Be prepared for delays: The SBA has issued roughly two million PPP loans. If half apply for forgiveness, that’s one million applications bankers need to review manually. Be prepared for delays.
Take your time, and reach out for help if you need it. The SBA application is thorough, detailed, and dense. Take your time, and if you don’t know the answer to a question – consult your tax advisor. This will be worth it.
Understand how your FTE and other factors impact your forgiveness. The SBA has included specific guidance regarding the calculation of full-time equivalent employees, mortgages, interest, rent, etc., with some examples. Fortunately, these examples do make sense, but extensive documentation is required. Also note:
- The compensation of owners is to be detailed, owner by owner
- The forms indicate a proportional reduction in your forgiveness for reductions in FTE headcount
- “Hiring back” employees by June 30, 2020, to the FTE level at February 15, 2020, appears to “cure” a reduction in FTE headcount
When in doubt, refer to the SBA. In the coming weeks and months, there will be many assertions on how loan forgiveness forms work, what their definitions mean, and how to ‘maximize’ your loan forgiveness. Remember: the SBAs forms are still very fresh, there are no FAQs (yet), and nobody is an expert except the lawyers at the SBA who drafted the guidelines.
Tips for your application:
- Lean on your payroll service: Your payroll service will be very helpful with aspects of your application.
- You’ve already done some of the work: As part of your initial loan application, You’ve already submitted some of the required documentation. Reference this to save time and ensure consistency.

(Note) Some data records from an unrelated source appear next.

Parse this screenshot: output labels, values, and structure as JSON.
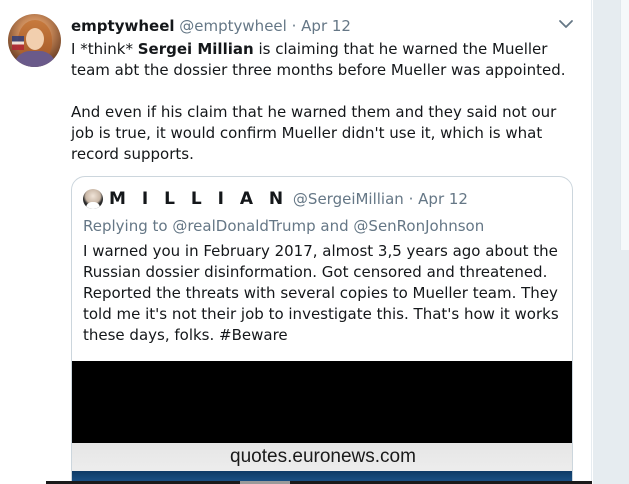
{
  "tweet": {
    "display_name": "emptywheel",
    "handle": "@emptywheel",
    "separator": "·",
    "date": "Apr 12",
    "text_p1_prefix": "I *think* ",
    "text_p1_bold": "Sergei Millian",
    "text_p1_suffix": " is claiming that he warned the Mueller team abt the dossier three months before Mueller was appointed.",
    "text_p2": "And even if his claim that he warned them and they said not our job is true, it would confirm Mueller didn't use it, which is what record supports.",
    "caret_icon": "chevron-down-icon",
    "accent_color": "#1da1f2"
  },
  "quoted_tweet": {
    "display_name": "M I L L I A N",
    "handle": "@SergeiMillian",
    "separator": "·",
    "date": "Apr 12",
    "reply_prefix": "Replying to ",
    "reply_to_1": "@realDonaldTrump",
    "reply_and": " and ",
    "reply_to_2": "@SenRonJohnson",
    "text": "I warned you in February 2017, almost 3,5 years ago about the Russian dossier disinformation. Got censored and threatened. Reported the threats with several copies to Mueller team. They told me it's not their job to investigate this. That's how it works these days, folks. #Beware",
    "media_caption": "quotes.euronews.com"
  }
}
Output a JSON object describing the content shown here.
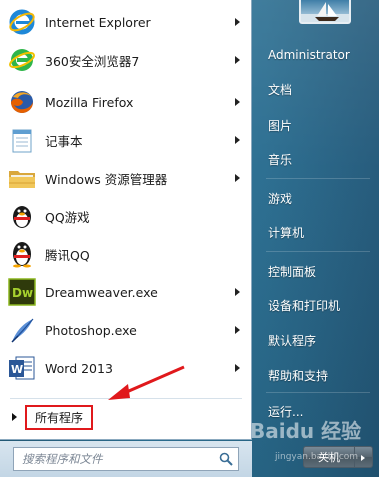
{
  "programs": [
    {
      "label": "Internet Explorer",
      "icon": "ie-icon",
      "has_arrow": true
    },
    {
      "label": "360安全浏览器7",
      "icon": "360-browser-icon",
      "has_arrow": true
    },
    {
      "label": "Mozilla Firefox",
      "icon": "firefox-icon",
      "has_arrow": true
    },
    {
      "label": "记事本",
      "icon": "notepad-icon",
      "has_arrow": true
    },
    {
      "label": "Windows 资源管理器",
      "icon": "explorer-folder-icon",
      "has_arrow": true
    },
    {
      "label": "QQ游戏",
      "icon": "qq-game-icon",
      "has_arrow": false
    },
    {
      "label": "腾讯QQ",
      "icon": "qq-penguin-icon",
      "has_arrow": false
    },
    {
      "label": "Dreamweaver.exe",
      "icon": "dreamweaver-icon",
      "has_arrow": true
    },
    {
      "label": "Photoshop.exe",
      "icon": "photoshop-feather-icon",
      "has_arrow": true
    },
    {
      "label": "Word 2013",
      "icon": "word-icon",
      "has_arrow": true
    }
  ],
  "all_programs": {
    "label": "所有程序"
  },
  "search": {
    "placeholder": "搜索程序和文件"
  },
  "right_items": [
    {
      "label": "Administrator"
    },
    {
      "label": "文档"
    },
    {
      "label": "图片"
    },
    {
      "label": "音乐"
    },
    {
      "label": "游戏"
    },
    {
      "label": "计算机"
    },
    {
      "label": "控制面板"
    },
    {
      "label": "设备和打印机"
    },
    {
      "label": "默认程序"
    },
    {
      "label": "帮助和支持"
    },
    {
      "label": "运行..."
    }
  ],
  "shutdown": {
    "label": "关机"
  },
  "watermark": {
    "text": "Baidu 经验",
    "sub": "jingyan.baidu.com"
  },
  "colors": {
    "highlight_border": "#e0191c",
    "annotation_arrow": "#e0191c"
  }
}
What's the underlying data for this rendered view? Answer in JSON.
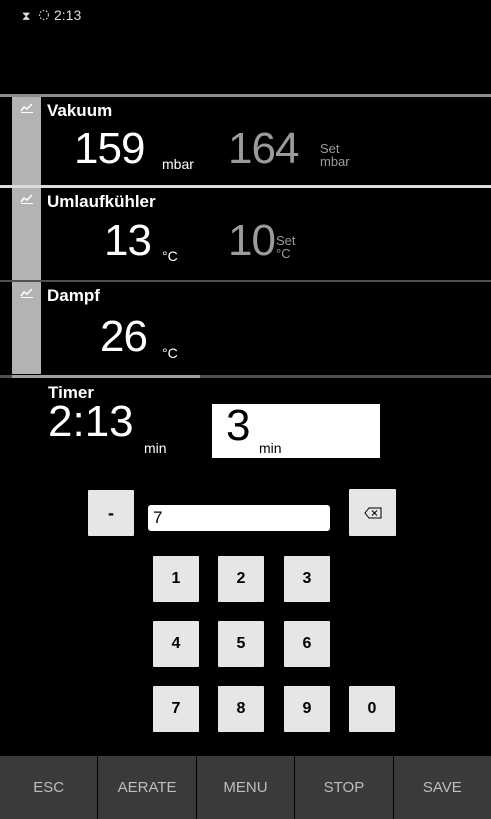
{
  "status": {
    "time": "2:13",
    "hourglass_icon": "hourglass-icon",
    "spinner_icon": "loading-spinner-icon"
  },
  "vacuum": {
    "title": "Vakuum",
    "value": "159",
    "unit": "mbar",
    "set_value": "164",
    "set_label": "Set",
    "set_unit": "mbar"
  },
  "chiller": {
    "title": "Umlaufkühler",
    "value": "13",
    "unit": "°C",
    "set_value": "10",
    "set_label": "Set",
    "set_unit": "°C"
  },
  "steam": {
    "title": "Dampf",
    "value": "26",
    "unit": "°C"
  },
  "timer": {
    "title": "Timer",
    "value": "2:13",
    "unit": "min",
    "set_value": "3",
    "set_unit": "min"
  },
  "keypad": {
    "minus": "-",
    "input_value": "7",
    "backspace_icon": "backspace-icon",
    "keys": [
      "1",
      "2",
      "3",
      "4",
      "5",
      "6",
      "7",
      "8",
      "9",
      "0"
    ]
  },
  "nav": {
    "esc": "ESC",
    "aerate": "AERATE",
    "menu": "MENU",
    "stop": "STOP",
    "save": "SAVE"
  },
  "colors": {
    "background": "#000000",
    "panel_bar": "#b3b3b3",
    "set_text": "#9b9b9b",
    "nav_bg": "#3a3a3a",
    "key_bg": "#e6e6e6"
  }
}
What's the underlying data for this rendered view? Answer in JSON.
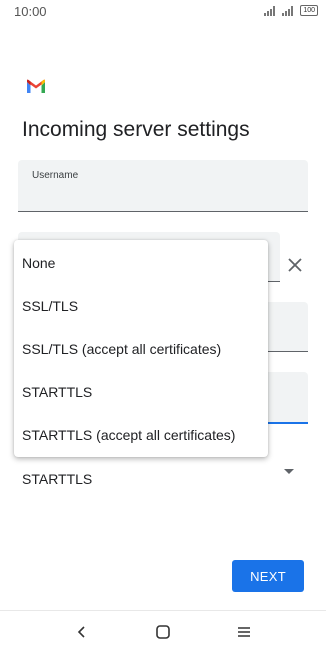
{
  "status_bar": {
    "time": "10:00",
    "battery": "100"
  },
  "page": {
    "title": "Incoming server settings"
  },
  "fields": {
    "username_label": "Username"
  },
  "security": {
    "selected_value": "STARTTLS",
    "options": [
      "None",
      "SSL/TLS",
      "SSL/TLS (accept all certificates)",
      "STARTTLS",
      "STARTTLS (accept all certificates)"
    ]
  },
  "actions": {
    "next_label": "NEXT"
  },
  "colors": {
    "accent": "#1a73e8",
    "field_bg": "#f1f3f4"
  },
  "icons": {
    "logo": "gmail-logo-icon",
    "clear": "close-icon",
    "back": "back-icon",
    "home": "home-icon",
    "menu": "menu-icon"
  }
}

- Don’t go it alone: Before beginning, it will help to speak with your banker to discuss their individual timing and review process for forgiveness applications
If you plan to pursue PPP forgiveness, the sooner you assemble the required documentation and get in line, the sooner you will have a decision.
Download your PPP loan forgiveness forms from SBA.gov. This is the same form that your bank will provide you.